1

String in question:

ipAddressString = "192.192.10.5/24"

I'm trying to match 192.192 in the above string.

a) The below code gives error, I don't understand why \1 is not matching the second 192:

>>> print re.search('(\d{1,3})\.\1',ipAddressString).group()
Traceback (most recent call last):
  File "<stdin>", line 1, in <module>
AttributeError: 'NoneType' object has no attribute 'group'

I was expecting the output to be : 192.192

b) Whereas, when I use the below regex, it matches 192.192 as expected, as per my understanding the above regex mentioned in point a) should have yielded the same ".group()" output as below regex

>>> print re.search('(\d{1,3})\.(\d{1,3})',ipAddressString).group()
192.192
Zizou
  • 67
  • 5
  • 2
    Try using a raw string `print (re.search(r'(\d{1,3})\.\1',ipAddressString))` https://ideone.com/TSCCkW – The fourth bird Jul 24 '19 at 15:50
  • 1
    `\1` in `'(\d{1,3})\.\1'` is a char with octal number 1, a SOH (*Start Of Heading*) char. `r'\1'` is a backreference, a combination of ``\`` and `1` chars. – Wiktor Stribiżew Jul 24 '19 at 15:51
  • Plus one simply for teaching me about the existence of group backreferences. – MonkeyZeus Jul 24 '19 at 15:53
  • Possible duplicate of [Handling backreferences to capturing groups in re.sub replacement pattern](https://stackoverflow.com/questions/8157267/handling-backreferences-to-capturing-groups-in-re-sub-replacement-pattern) – mx0 Jul 24 '19 at 17:05
  • @mx0 - What's the title of that link ? Is it _Backreferences in string Parsing_ ? If its _not_ then it is not a duplicate. –  Jul 24 '19 at 18:05

1 Answers1

2

List of escape sequences available in Python 3

Those are the escapes interpolated when parsing a string in Python.
All other escaped items are ignored.

So, if you give it a string like '(\d{1,3})\.\1'
it interpolates the \1 as a character with an octal value of 1.

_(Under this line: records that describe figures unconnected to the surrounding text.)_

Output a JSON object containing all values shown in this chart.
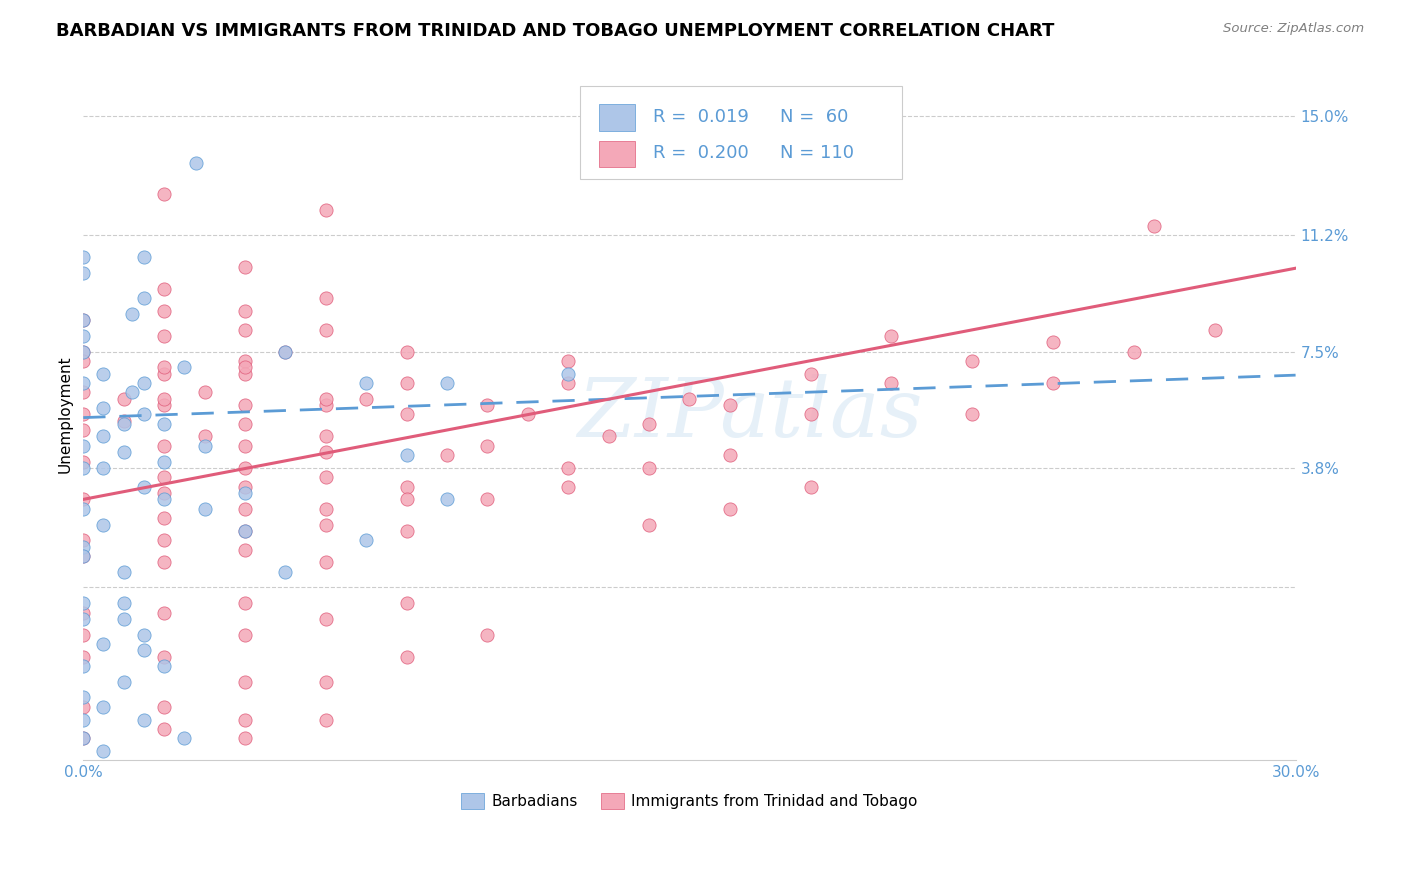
{
  "title": "BARBADIAN VS IMMIGRANTS FROM TRINIDAD AND TOBAGO UNEMPLOYMENT CORRELATION CHART",
  "source": "Source: ZipAtlas.com",
  "ylabel": "Unemployment",
  "yticks": [
    0.0,
    0.038,
    0.075,
    0.112,
    0.15
  ],
  "ytick_labels": [
    "",
    "3.8%",
    "7.5%",
    "11.2%",
    "15.0%"
  ],
  "xmin": 0.0,
  "xmax": 0.3,
  "ymin": -0.055,
  "ymax": 0.165,
  "watermark": "ZIPatlas",
  "barbadian_color": "#aec6e8",
  "trinidad_color": "#f4a8b8",
  "barbadian_line_color": "#5b9bd5",
  "trinidad_line_color": "#e05c7a",
  "barbadian_marker_edge": "#5b9bd5",
  "trinidad_marker_edge": "#e05c7a",
  "title_fontsize": 13,
  "axis_label_fontsize": 11,
  "tick_fontsize": 11,
  "barbadian_R": 0.019,
  "barbadian_N": 60,
  "trinidad_R": 0.2,
  "trinidad_N": 110,
  "barbadian_intercept": 0.054,
  "barbadian_slope": 0.045,
  "trinidad_intercept": 0.028,
  "trinidad_slope": 0.245
}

\ooo Character with octal value ooo

So this is what you get

>>> import re
>>> ipAddressString = "192.192.10.5/24"
>>> hh = re.search('(\d{1,3})\.\1',ipAddressString)
>>> print (hh)
None
>>> print ('(\d{1,3})\.\1')
(\d{1,3})\.☺

The regex engine sees this (\d{1,3})\.☺ which is not an error
but it doesn't match what you want.

Ways around this:

  • Escape the escape on the octal
    '(\d{1,3})\.\\1'
  • Make the string a raw string with syntax
    either a raw double r"(\d{1,3})\.\1" or a raw single r'(\d{1,3})\.\1'

Using the first method we get: 

>>> import re
>>> ipAddressString = "192.192.10.5/24"
>>> hh = re.search('(\d{1,3})\.\\1',ipAddressString)
>>> print (hh)
<re.Match object; span=(0, 7), match='192.192'>
>>> print ('(\d{1,3})\.\\1')
(\d{1,3})\.\1

Just a side note, most regex engines also recognize octal sequences. But to differentiate an octal from a back reference it usually requires a leading \0then a 2 or 3 digit octal \0000-\0377 for example, but sometimes it doesn't and will accept both.

Thus, there is a gray area of overlap.

Some engines will mark the back reference (example \2) when it finds
an ambiguity, then when finished parsing the regex, revisit the item
and mark it as a back reference if the group exists, or an octal
if it doesn't. Perl is famous for this.

In general, each engine handles the issue of octal vs back reference
in it's own bizarre way. Its always a gotcha waiting to happen.